Constructed between 1955 and 1977, the scheme - influenced by cities such as Stockholm, which already had podium-based towers and segregated walkways - must have been a real change from some of the heavy, masonry-based, soot-blackened buildings that surrounded it in the City.
When Michelangelo Antonioni wanted to show Thomas, the photographer played by David Hemmings, in modernist surroundings in the 1966 film Blowup, he had him drive eastbound down London Wall, with those new towers flanking either side of the road, and the pedestrian bridges clearly visible (along with a sign highlighting the newness of the dual carriageway). Within another ten years, the scheme would finally be complete, with the Museum of London sitting where the “car park” sign is in the photograph, and the last of the podium towers - Bastion Tower - rising above it. Another few years would see the completion of the Barbican, joined at the hip - well, high level walkways - to London Wall and hence the City south of it.
What should have been a plan and an area the city was proud of, though, turned sour. Unlike the Barbican to the north, which rapidly found a niche as a spot for city living, the London Wall towers were never quite loved the same way. Before they could age enough to get listed, the buildings - as has happened more recently to Mondial House, 20 Fenchurch Street, and Drapers Gardens - fell out of commercial favour. Built in an age before pervasive air conditioning and computing, they didn’t survive long when deregulation hit.
City Tower was refurbished (along with a recladding in blue glass) as early as 1986, but the biggest blow was in 1988, when demolition started on Lee House, the nearest of the towers in the image above. It was replaced by Alban Gate, a postmodern structure that retained the highwalks from the original scheme, but little else. In spanning the road, it blocked the sightlines that were one of the best features of the 1950s plan, and it also took up far more of the floor plan than the tower it replaced - another massive change between the earlier plans and the more commercially focussed post-1990 developments.
Within the last ten years, all but one of the original towers along the road itself have either been reclad, demolished, or are due to be replaced within years. The one holdout is Bastion Tower - now known simply as 140 London Wall - at the far eastern end, above the Museum.
As Post War Buildings notes when talking about the doomed St Alphage House,
The plans mimic the pattern of development elsewhere on London Wall, where cladding, reconstruction and decking over has been advancing for years. The emerging architectural arrangement has destroyed forever the architectural unity of the scheme and produced a series of graceless structures all competing for attention.

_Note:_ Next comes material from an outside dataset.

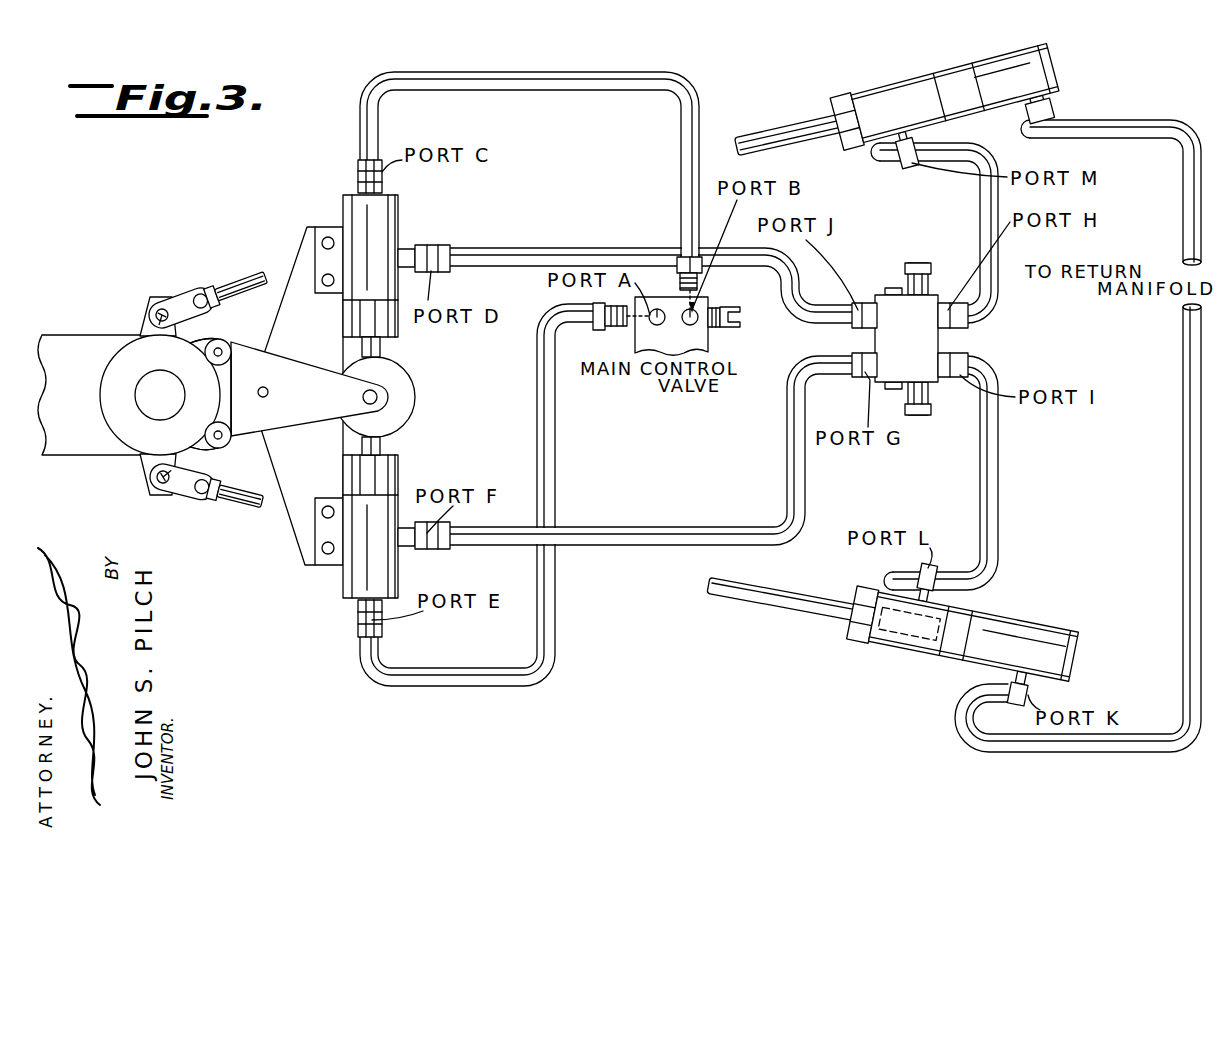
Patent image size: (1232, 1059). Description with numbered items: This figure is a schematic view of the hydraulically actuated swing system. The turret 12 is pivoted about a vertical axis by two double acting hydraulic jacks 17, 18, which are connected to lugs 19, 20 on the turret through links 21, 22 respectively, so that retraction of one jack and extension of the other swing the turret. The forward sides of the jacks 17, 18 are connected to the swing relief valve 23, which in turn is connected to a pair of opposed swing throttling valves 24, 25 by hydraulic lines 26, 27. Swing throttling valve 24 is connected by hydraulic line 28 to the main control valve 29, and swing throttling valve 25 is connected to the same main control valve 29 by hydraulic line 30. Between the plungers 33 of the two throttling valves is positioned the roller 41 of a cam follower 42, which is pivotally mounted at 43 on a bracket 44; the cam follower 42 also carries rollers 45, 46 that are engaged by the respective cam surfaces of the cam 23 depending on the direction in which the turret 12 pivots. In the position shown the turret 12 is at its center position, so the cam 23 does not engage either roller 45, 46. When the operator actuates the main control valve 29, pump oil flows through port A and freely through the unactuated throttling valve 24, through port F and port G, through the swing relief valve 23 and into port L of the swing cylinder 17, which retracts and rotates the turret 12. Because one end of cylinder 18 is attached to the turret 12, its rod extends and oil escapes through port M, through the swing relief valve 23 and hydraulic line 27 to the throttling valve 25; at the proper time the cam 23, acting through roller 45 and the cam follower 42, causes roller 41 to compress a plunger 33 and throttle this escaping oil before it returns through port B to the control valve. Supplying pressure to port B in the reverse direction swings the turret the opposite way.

I’m sure the new buildings make a lot more financial sense than the old ones did, and that plenty of people are making money from them (the execrable Alban Gate was the second most valuable asset owned by Simon Halabi when his property empire collapsed). However, I very much regret never getting the chance to properly see the muted, but coherent, scheme as built. In a way, I see its casual destruction as more shocking than the loss of some of London’s Georgian and Victorian terraces. After all, there are plenty that remain, but London Wall was the only place of its kind in the city, and I mourn its passing.